Jenna Bush Hager Capitol Hill
Jenna Bush Hager attends the Build Series to discuss the new book 'Sisters First: Stories from Our Wild and Wonderful Life' at Build Studio on October 24, 2017 in New York City. On Thursday discussing the Capitol riot of January 6, Hager told Hota Kotb, "This is not the America you know; this is not the America that I know. It's not the America we want our kids to know." Daniel Zuchnik/WireImage

"I kissed my grandfather goodbye in that Rotunda," Hager continued, recalling when George H. W. Bush died in 2018. "I have felt the majesty of our country in those walls. And nobody can take that from any of us.

"So I think part of what hurts, and what I've heard from a friend that's a writer," she continued as her voice cracked, "is that we feel like we're helpless, maybe in this moment, but we're not. Because the casual cruelty that we find in the internet and the words of leaders that do not reflect our country, we can stop that."

Hager said that we can share "kindness and smiles and love," along with that she has "optimism" for our country. "Seeing people that represent the good, spotlighting them, we have an opportunity," she told Kotb.

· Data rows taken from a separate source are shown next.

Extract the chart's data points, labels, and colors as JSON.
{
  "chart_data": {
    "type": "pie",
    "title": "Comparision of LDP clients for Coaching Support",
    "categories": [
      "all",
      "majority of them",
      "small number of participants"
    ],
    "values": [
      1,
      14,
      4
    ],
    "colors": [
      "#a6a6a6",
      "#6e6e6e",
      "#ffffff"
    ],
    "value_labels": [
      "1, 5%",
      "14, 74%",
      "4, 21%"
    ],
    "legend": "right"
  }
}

Meghan McCain, daughter of late Arizona Senator John McCain, also became emotional Thursday morning on The View. "This is one of the great national tragedies of my lifetime," she began, going on to label Trump as "clearly a president who's turned into a mad king." "At this point I'm calling on all Republicans and conservatives who still have clout. We have to invoke the 25th amendment."

McCain later on said, "You are not patriots, you do not represent America," as her eyes welled up with tears. "You are scum of the earth who are using and abusing and bastardizing all that I love and grew up with for your own sick agenda."

On Wednesday afternoon following a Stop the Steal rally in Washington, D.C., hundreds of Trump supporters stormed the Capitol as an attempt to disrupt the certification of Joe Biden's presidency from the Electoral College. As a result, four people died and 52 people were arrested, as of early Thursday morning.